I’ll give you an example. The figure was around 85%, and the big thing was a hole in our security program in the sense that we hadn’t done a penetration test. I was able to use The Guard to say, “Hey guys, penetration tests are expensive, but we need to do one annually and we need to do one now because it’s a big hole in our safety program.” I threw up The Guard, showed them the four control points that the penetration test was really hampering our progress, and the CEO said, “Look, I don’t even know why we’re discussing it. Get it done.”
Q: How has this affected your CEO’s confidence in compliance?
Clive: His general comment to me is, “Clive, I have no worries about compliance. You guys have got it under control. I can see it, you show it to me, I can sleep really well at night knowing that you guys have done the very best you can do to keep us safe from non-compliance issues with either OSHA or HIPAA.”
Customer Support Experience
Q: Can you tell us about your experience working with the support team?
Clive: To be honest with you, they’re phenomenal. You ask a question and it gets logged and invariably most of my questions are answered within an hour. Sometimes I’m asking for something a bit more complex, and I think I may have waited a day for the most complex questions I’ve asked. So it’s immediate response number one, and number two, they’re very helpful.
I’ll give you an example. I had the asset register and the mapping that The Guard used versus a mapping that our IT guys used was different. I asked through support if there was any way I could do this differently, and they came back and said, “Yeah, of course you can store it as a file and reference it, but hey, send it to us and we’ll do the mapping for you through the back end,” and they just did it. People are really helpful – I can’t speak highly enough about the support.
The Bottom Line
Q: If someone asked you why they should use Compliancy Group, what would you tell them?
Clive: I think I’d probably say you’re stupid not to, but I couldn’t say that obviously. One of the things is they are obviously very knowledgeable people who understand what goes on. Compliancy will actually provide you with the reports and support documentation that you need if you do have an audit.
I gain confidence from the fact that if I’m doing something stupid, they will come back to me and say, “Hey, you can’t do that.” With the changing regulations, I know that you guys update your policies and procedures, and training to stay current with HIPAA and OSHA. For me to try and do that, it’s impossible. I subscribe to all the list serves, but I don’t know when a rule has been promulgated, whereas for you guys, that is your business.
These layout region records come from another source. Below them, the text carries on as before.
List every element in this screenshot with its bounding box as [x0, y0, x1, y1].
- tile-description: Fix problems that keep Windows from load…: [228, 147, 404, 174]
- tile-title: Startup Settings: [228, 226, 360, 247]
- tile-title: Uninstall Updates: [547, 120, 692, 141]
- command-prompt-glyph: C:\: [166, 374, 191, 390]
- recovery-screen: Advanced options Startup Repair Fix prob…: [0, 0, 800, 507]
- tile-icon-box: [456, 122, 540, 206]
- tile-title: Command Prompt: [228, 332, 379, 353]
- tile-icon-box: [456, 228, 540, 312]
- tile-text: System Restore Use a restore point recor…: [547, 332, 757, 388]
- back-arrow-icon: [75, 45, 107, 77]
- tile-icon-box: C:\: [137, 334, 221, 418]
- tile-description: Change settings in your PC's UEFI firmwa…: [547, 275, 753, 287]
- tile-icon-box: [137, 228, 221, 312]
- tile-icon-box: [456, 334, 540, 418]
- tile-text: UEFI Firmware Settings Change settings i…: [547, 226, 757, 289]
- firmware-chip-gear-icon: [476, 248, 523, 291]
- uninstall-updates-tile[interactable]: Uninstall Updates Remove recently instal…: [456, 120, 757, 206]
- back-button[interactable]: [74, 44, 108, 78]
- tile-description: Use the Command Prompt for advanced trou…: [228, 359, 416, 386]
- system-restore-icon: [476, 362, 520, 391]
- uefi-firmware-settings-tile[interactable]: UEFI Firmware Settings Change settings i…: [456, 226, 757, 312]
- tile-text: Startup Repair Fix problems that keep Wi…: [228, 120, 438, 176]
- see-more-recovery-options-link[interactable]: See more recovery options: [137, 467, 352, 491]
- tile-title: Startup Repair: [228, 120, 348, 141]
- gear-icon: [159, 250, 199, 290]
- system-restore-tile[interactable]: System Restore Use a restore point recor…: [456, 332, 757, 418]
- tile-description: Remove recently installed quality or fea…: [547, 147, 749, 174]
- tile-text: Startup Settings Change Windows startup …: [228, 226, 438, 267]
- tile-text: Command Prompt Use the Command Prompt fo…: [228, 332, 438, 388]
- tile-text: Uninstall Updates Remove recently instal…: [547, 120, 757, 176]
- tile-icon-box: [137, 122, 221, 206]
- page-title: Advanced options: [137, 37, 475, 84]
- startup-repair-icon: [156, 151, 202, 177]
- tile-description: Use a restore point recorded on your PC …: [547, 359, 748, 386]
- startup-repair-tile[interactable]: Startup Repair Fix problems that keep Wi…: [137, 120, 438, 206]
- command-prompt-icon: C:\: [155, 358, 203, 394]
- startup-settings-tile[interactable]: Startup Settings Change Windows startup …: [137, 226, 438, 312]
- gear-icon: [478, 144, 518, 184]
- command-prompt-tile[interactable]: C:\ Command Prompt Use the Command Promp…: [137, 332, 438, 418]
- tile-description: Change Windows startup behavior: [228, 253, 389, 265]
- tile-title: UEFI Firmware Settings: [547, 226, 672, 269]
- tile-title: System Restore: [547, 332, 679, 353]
If you want to do this properly and you want to stay safe and in compliance, go with The Guard.
Q: How would you quantify ROI from using The Guard?
Clive: Return on investment – that is so hard to do. I think it’s an insurance policy, so the ROI depends on not defaulting. If you have a major incident, it can close a business down, so the ROI is very much contingent on you not defaulting. A serious non-compliance can cost you dearly, so being an insurance policy, it’s invaluable really.
In terms of efficiency, look at the resource you would need to try and stay in compliance without something like The Guard – it would be impossible. For me, they’re really paying for just me and some support from my OSHA HIPAA coordinators, and we have a program across 19 sites and 350 personnel. I think there are major savings just in that component, apart from the security of knowing that you comply and you’re not going to get a major fine.